We think of Métis as having exclusively Prairie roots. Quebec doesn’t recognize a historical Métis community, and the Métis National Council contests the existence of any Métis east of Ontario. Quebec residents who seek recognition as Métis under the Canadian Constitution therefore face an uphill legal and political battle. Who is right?
Bois-Brûlés examines archival and ethnographic evidence to piece together a riveting history of Métis in the Outaouais region. Scottish and French-Canadian fur traders and Indigenous women established themselves with their Bois-Brûlé children in the unsurveyed lands of western Quebec in the early nineteenth century. As the fur trade declined, these communities remained.
This controversial work, previously available only in French, challenges head-on two powerful nationalisms – Métis and Québécois – that see Quebec Métis as “race-shifting” individuals. The authors provide a nuanced analysis of the historical basis for a distinctly Métis identity that can be traced all the way to today.
Foreword / Michel Noël
A Note for Readers
Part 1: Theoretical and Methodological Considerations
1 Studying Métis Identities
2 Métis Identities and Ethnonyms
Part 2: The Métis Presence in the Outaouais Region
3 The Outaouais Fur Trade of the Nineteenth Century
4 Shared Cultural Traits of the Bois-Brûlés
5 Algonquin Half-Breeds, Priests, and the Métis Collectivity
Part 3: Métis of the Gatineau Valley – Rivière Désert, Lac-Sainte-Marie, and Lac des Sables
6 Crowded Crossroads
7 Comparing Lac-Sainte-Marie and Sault Ste. Marie
8 Louis Riel and the McGregors of the Lièvre
Part 4: Historical Continuity and Contemporary Concerns
9 A New Era: The Creation of the Maniwaki Reserve
10 Petitions and Politics: The Maniwaki Reserve and the Forest Industry
11 The Great Awakening: Outaouais Métis Voices, 1969–2017
Conclusion: Toward Recognition?
Appendix: Principal Métis Families of the Gatineau
Notes; Works Cited; Index
Michel Bouchard is a professor of anthropology at the University of Northern British Columbia and secretary of the World Council of Anthropological Associations. He co-authored Songs upon the Rivers: The Buried History of the French-Speaking Canadiens and Métis from the Great Lakes and the Mississippi across to the Pacific (with Robert Foxcurran and Sébastien Malette) and Les Bois-Brûlés de l’Outaouais: Une étude ethnoculturelle des Métis de la Gatineau (with Malette and Guillaume Marcotte).

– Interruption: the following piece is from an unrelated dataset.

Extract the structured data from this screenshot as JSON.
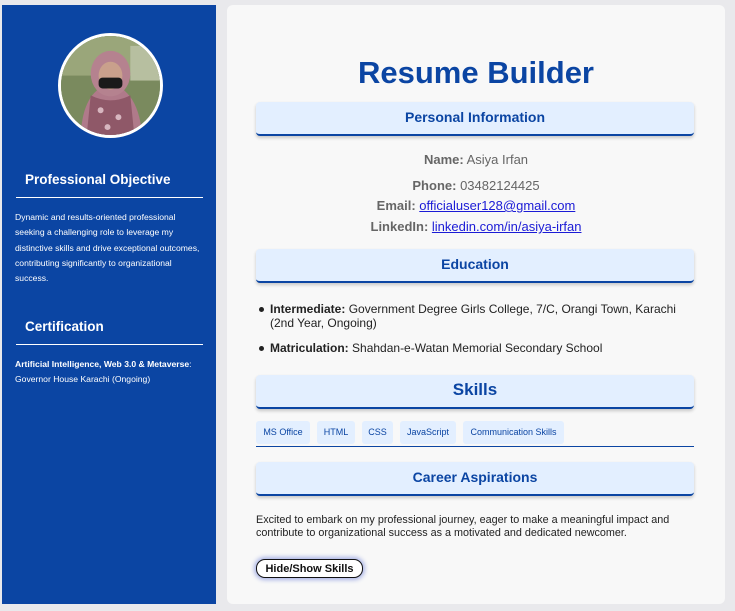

Sébastien Malette is an associate professor of law and legal studies at Carleton University and a member of the university’s Indigenous Education Council. He co-authored Songs upon the Rivers: The Buried History of the French-Speaking Canadiens and Métis from the Great Lakes and the Mississippi across to the Pacific (with Michel Bouchard and Robert Foxcurran) and Les Bois-Brûlés de l’Outaouais: Une étude ethnoculturelle des Métis de la Gatineau (with Bouchard and Guillaume Marcotte).
Guillaume Marcotte is an independent scholar and historian. He is the author of Les francophones et la traite des fourrures du Grand Témiscamingue: Un dictionnaire biographique, 1760–1870 and co-author of Les Bois-Brûlés de l’Outaouais: Une étude ethnoculturelle des Métis de la Gatineau (with Michel Bouchard and Sébastien Malette). He has also published in a variety of scholarly journals and has been studying the Hudson’s Bay Company Archives for over a decade.